The barracks currently under renovation were originally built between 1951-1955. After six and seven decades of use, the condition of the buildings inevitably decline due to normal wear and tear. As the Army has changed its standards for barracks, DPW has applied those Army standards to the renovated barracks throughout the years.
“Our DPW team is committed to providing our single Soldiers with safe, healthy and the best possible accommodations while they are assigned to Fort Hood,” Brian Dosa, DPW director, said. “This includes building new barracks to address of deficit of rooms, renovating our current facilities to bring them to the Army standard, and also repairing things that break.”
Lenis said the barracks are typically demolished down to what they call the super structure, which includes the foundation, structural floors and structural roof.
“To begin with, all utilities are shut off so it’s safe to come in and do a full demo,” Rod Borja – quality control manager with Guyco, the contractor in charge of the barracks renovation, said. “They bring up heavy equipment to demo the walls. After all the heavy demo is done, they come back and do what we call detailed demo, which finalizes the process.”
Lenis said the demolition time period is the highest risk for a modification because many things can be revealed that they did not know about prior to designing the project. After making any unforeseen changes, they may begin constructing the exterior walls and roof.
“During this time, we increase the thermal and moisture barriers that allow us to ensure this is an energy efficient building,” she said.
Once the new building nears completion, they have to run tests to ensure everything is code compliant and operational before allowing Soldiers to live in the buildings.
When the given space allows it, the newly renovated apartment-style barracks include two bedrooms, with individual walk-in closets. The two Soldiers sharing the space will have a kitchen and bathroom to share.
The barracks in the 14000 block are expected to be complete in the Spring of 2022, with Soldiers moving into the first barracks in April 2022. Five barracks under renovation in the 10000 block are expected to be complete in the Spring of 2023, with Soldiers moving in around November 2023. Two additional barracks in the 10000 block are expected to be complete in early 2024.

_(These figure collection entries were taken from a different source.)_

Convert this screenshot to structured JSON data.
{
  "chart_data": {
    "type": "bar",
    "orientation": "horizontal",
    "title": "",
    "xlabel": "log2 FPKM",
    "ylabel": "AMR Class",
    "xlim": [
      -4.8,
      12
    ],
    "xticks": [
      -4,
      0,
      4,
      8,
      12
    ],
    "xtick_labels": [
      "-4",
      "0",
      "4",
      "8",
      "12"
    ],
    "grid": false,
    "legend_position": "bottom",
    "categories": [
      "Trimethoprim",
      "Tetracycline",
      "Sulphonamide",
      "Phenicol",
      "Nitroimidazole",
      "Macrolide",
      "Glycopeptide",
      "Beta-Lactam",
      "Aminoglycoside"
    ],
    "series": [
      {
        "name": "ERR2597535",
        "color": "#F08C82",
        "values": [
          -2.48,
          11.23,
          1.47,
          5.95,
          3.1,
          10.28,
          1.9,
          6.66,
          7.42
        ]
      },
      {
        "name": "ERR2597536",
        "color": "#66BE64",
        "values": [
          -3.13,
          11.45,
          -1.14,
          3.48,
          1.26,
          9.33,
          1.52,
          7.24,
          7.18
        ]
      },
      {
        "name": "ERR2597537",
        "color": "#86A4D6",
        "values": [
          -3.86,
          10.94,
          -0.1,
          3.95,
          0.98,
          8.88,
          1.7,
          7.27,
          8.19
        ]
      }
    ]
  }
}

Dosa shared that after the current barracks renovations are complete, Fort Hood only has 19 more barracks to be renovated. The remaining barracks include 17 Hammerhead-style barracks and two barracks located at West Fort Hood.
“Thanks for everyone’s patience as we continue barracks renovations – we are making great progress! Please remember to call in work orders to 287-2113 or use the maintenance app to let us know when you need assistance in your rooms,” Dosa said.
Looking ahead to the future, the U.S. Army Corps of Engineers – Fort Worth District awarded a construction bid to MW Building in July for Fort Hood’s 100th barracks, which will be housed within the 69th Air Defense Artillery Brigade footprint. Construction will begin in the Winter of 2022. The expected occupancy for these barracks is in fall of 2023.
As Soldiers continue training, deploying and fighting, the Fort Hood DPW will continue renovating their barracks and improve living conditions.
“These Soldiers fight the battles I only have to read about and hear on the news,” Lenis said. “They deserve a safe comfortable home to return to.”